Kindred

If There Is A Will, There Is A Way

Pringle Teetor Blog

Pringle's boot

When we opened our studio for the 8th season last fall (our season is October through June), I thought that this year might be a good year to slow down and enjoy life a little more instead of working so hard. Maybe do just a few shows, spend time taking better care of myself, get in better shape……..well, that didn’t work!

The 2014 winter was full of ups and downs. Temperatures went way way down and propane prices doubled. Color prices went up since metal prices went up. We had the snow storms, ice storms, power outages, including one that kept us out of our home and in a hotel for over a week with 2 dogs, one who was very ill (has since passed on) and oh! I fell down and broke my ankle in February.
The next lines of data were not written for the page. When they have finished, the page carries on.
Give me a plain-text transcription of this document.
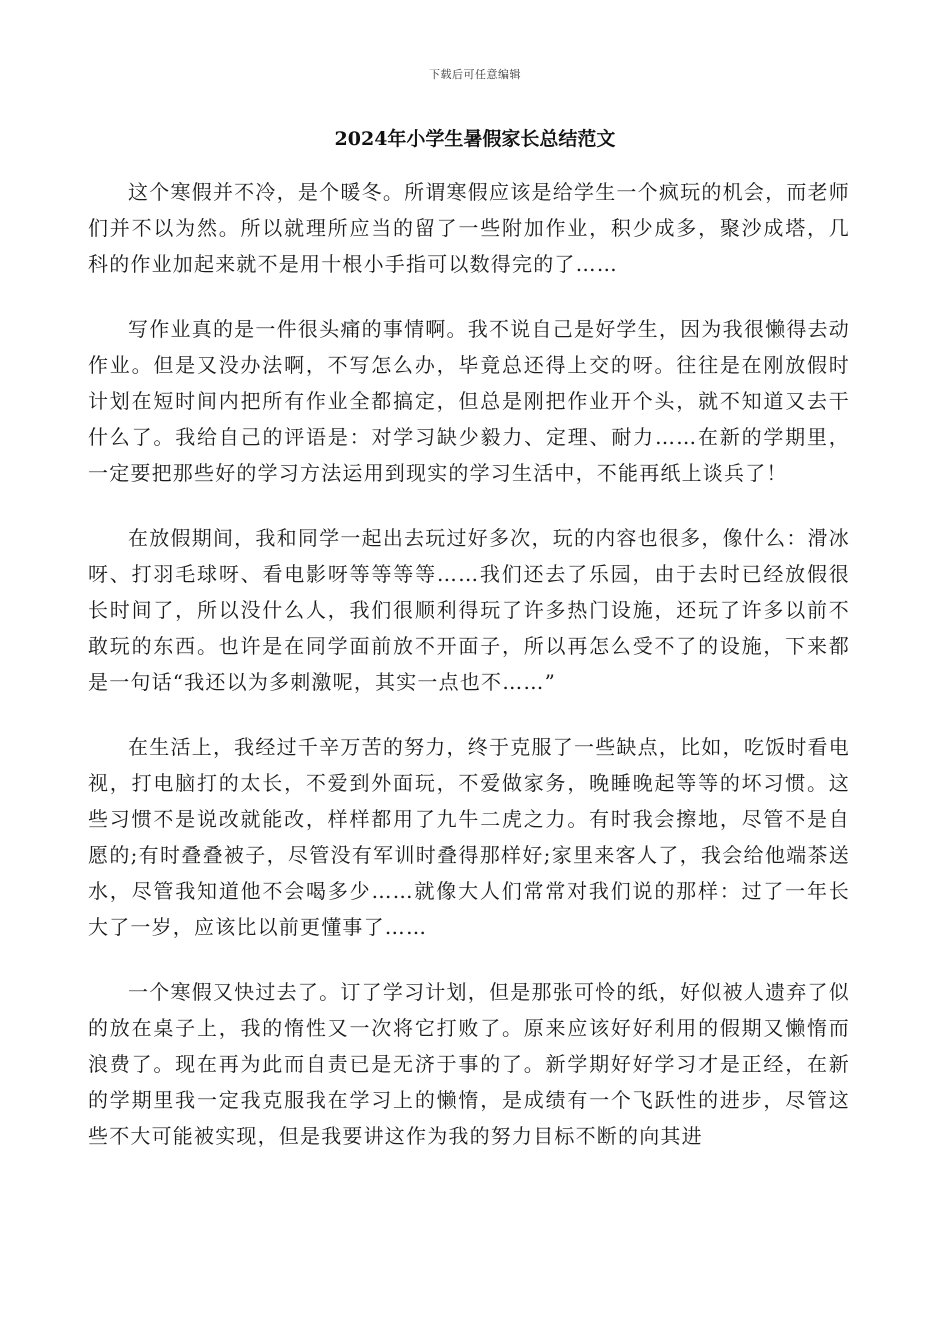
下载后可任意编辑
2024年小学生暑假家长总结范文

这个寒假并不冷，是个暖冬。所谓寒假应该是给学生一个疯玩的机会，而老师们并不以为然。所以就理所应当的留了一些附加作业，积少成多，聚沙成塔，几科的作业加起来就不是用十根小手指可以数得完的了……

写作业真的是一件很头痛的事情啊。我不说自己是好学生，因为我很懒得去动作业。但是又没办法啊，不写怎么办，毕竟总还得上交的呀。往往是在刚放假时计划在短时间内把所有作业全都搞定，但总是刚把作业开个头，就不知道又去干什么了。我给自己的评语是：对学习缺少毅力、定理、耐力……在新的学期里，一定要把那些好的学习方法运用到现实的学习生活中，不能再纸上谈兵了！

在放假期间，我和同学一起出去玩过好多次，玩的内容也很多，像什么：滑冰呀、打羽毛球呀、看电影呀等等等等……我们还去了乐园，由于去时已经放假很长时间了，所以没什么人，我们很顺利得玩了许多热门设施，还玩了许多以前不敢玩的东西。也许是在同学面前放不开面子，所以再怎么受不了的设施，下来都是一句话“我还以为多刺激呢，其实一点也不……”

在生活上，我经过千辛万苦的努力，终于克服了一些缺点，比如，吃饭时看电视，打电脑打的太长，不爱到外面玩，不爱做家务，晚睡晚起等等的坏习惯。这些习惯不是说改就能改，样样都用了九牛二虎之力。有时我会擦地，尽管不是自愿的;有时叠叠被子，尽管没有军训时叠得那样好;家里来客人了，我会给他端茶送水，尽管我知道他不会喝多少……就像大人们常常对我们说的那样：过了一年长大了一岁，应该比以前更懂事了……

一个寒假又快过去了。订了学习计划，但是那张可怜的纸，好似被人遗弃了似的放在桌子上，我的惰性又一次将它打败了。原来应该好好利用的假期又懒惰而浪费了。现在再为此而自责已是无济于事的了。新学期好好学习才是正经，在新的学期里我一定我克服我在学习上的懒惰，是成绩有一个飞跃性的进步，尽管这些不大可能被实现，但是我要讲这作为我的努力目标不断的向其进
But I didn’t know it for about a month. Then it started hurting. A lot. I finally went to the doctor who put me in this boot cast for 2 1/2 months. I was out of the studio another month, then when I finally felt comfortable enough to blow glass in a boot cast, I realized how little time I had left before we shut down for the summer. PANIC! Working alone with the boot on my foot I knew there were some things I would not be able to do by myself so I had to improvise – think of a new way to make what I wanted to make before we shut down for the summer.
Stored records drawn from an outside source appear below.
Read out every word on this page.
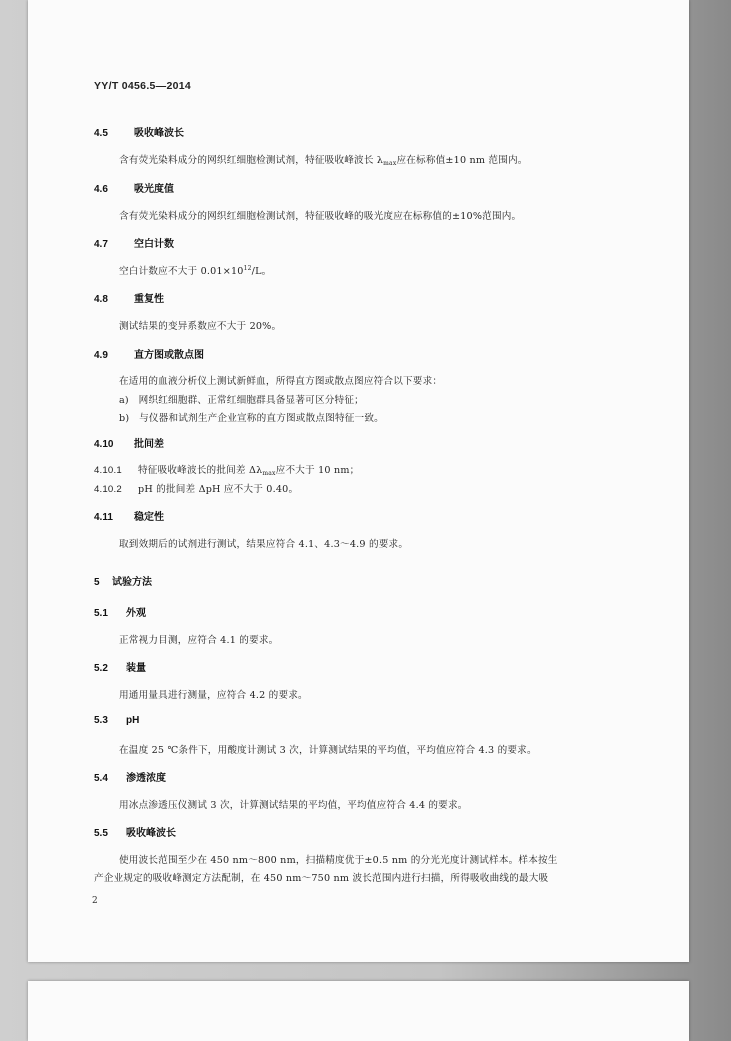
YY/T 0456.5—2014
4.5	吸收峰波长
含有荧光染料成分的网织红细胞检测试剂，特征吸收峰波长 $\lambda_{max}$应在标称值±10 nm 范围内。
4.6	吸光度值
含有荧光染料成分的网织红细胞检测试剂，特征吸收峰的吸光度应在标称值的±10%范围内。
4.7	空白计数
空白计数应不大于 $0.01\times 10^{12}/L$。
4.8	重复性
测试结果的变异系数应不大于 20%。
4.9	直方图或散点图
在适用的血液分析仪上测试新鲜血，所得直方图或散点图应符合以下要求：
a)　网织红细胞群、正常红细胞群具备显著可区分特征；
b)　与仪器和试剂生产企业宣称的直方图或散点图特征一致。
4.10 批间差
4.10.1 特征吸收峰波长的批间差 $\Delta\lambda_{max}$应不大于 10 nm；
4.10.2 pH 的批间差 ΔpH 应不大于 0.40。
4.11 稳定性
取到效期后的试剂进行测试，结果应符合 4.1、4.3～4.9 的要求。
5 试验方法
5.1 外观
正常视力目测，应符合 4.1 的要求。
5.2 装量
用通用量具进行测量，应符合 4.2 的要求。
5.3 pH
在温度 25 ℃条件下，用酸度计测试 3 次，计算测试结果的平均值，平均值应符合 4.3 的要求。
5.4 渗透浓度
用冰点渗透压仪测试 3 次，计算测试结果的平均值，平均值应符合 4.4 的要求。
5.5 吸收峰波长
使用波长范围至少在 450 nm～800 nm，扫描精度优于±0.5 nm 的分光光度计测试样本。样本按生
产企业规定的吸收峰测定方法配制，在 450 nm～750 nm 波长范围内进行扫描，所得吸收曲线的最大吸
2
pineapple techniqueI had always been fascinated with the use of a bronze “pineapple” or “diamond” optic mold to put patterns of bubbles in glass.   It is a very tricky tool to learn to use. The mold has diamond shaped points on the inside that one you blow into it with molten glass on the end of your pipe, it leave diamond shaped dents in the glass. When you gather another layer of glass over these dents, it leaves perfectly placed air bubbles in your glass. The trick is getting out of the mold once you go in – it is very easy to get the molten glass on the end of your pipe stuck in this mold. Your shape and temperature have to be “just right”! I spent a lot of time practicing with this tool! I wanted to use this tool as a way to make my rolling wine decanters interesting without the use of an assistant in the studio. I only have either of my partners on weekends and I work alone during the week so I thought this would be nice. This led to more bubble pieces, rolling bubble glasses, bowls and more. Fun with Bubbles!

Bubbles

My love of chemical reaction between colors with high gold and silver content is a mainstay in my work. Many of the bowls I make are made using the same colors and technique every time I make them yet they each come out different. These pieces just glow under a good halogen spotlight!

chemical reaction

Dreams also played an important roll in this years work. One of my series of pieces that resemble clouds against the earth as seen from the space station uses colors that are stiff and soft together, which does interesting things in molten glass. The stiff glass doesn’t melt in as much and tends to hold its shape instead of melting into the other colors. They can be used to write down your dreams and put them inside. This could be for daydreams or night dreams, hopes or wishes.

dreams in clouds

The yarn ball series started out as a color test – to see how a stiff color looked if it was wrapped around a softer color. Black and white pieces are traditionally difficult because black is extremely soft, and white is very stiff. By this I mean they melt at different temperatures – the black will be soupy runny glass while the white stays stiff longer. It can be quite a frustrating and challenge experience! So of course I had to try working these two colors together. It was fun thinking of interesting and striking combinations.

glass yarn ball

I ended up having surgery on my ankle in early July. This was usually the time I  do my “cold work” which is the wet grinding and polishing of the pieces to smooth punty marks or flatten bottoms of vases. I do this in my back yard workshop only during the summer, as it is not possible to heat for working during the winter.   Once the surgical cast was removed after 2 weeks, another non-weight bearing cast was placed on my leg for 4 more weeks. Plus, I was told not to get the cast wet. Or sweat in it. It wasn’t coming off until the same day the show was going up in the gallery. You know the old saying “if there is a will, there is a way”? Thank you Harrison Ford (yes, the actor) for breaking your leg and allowing yourself to be photographed using this device (Iwalk Free). It worked for me too!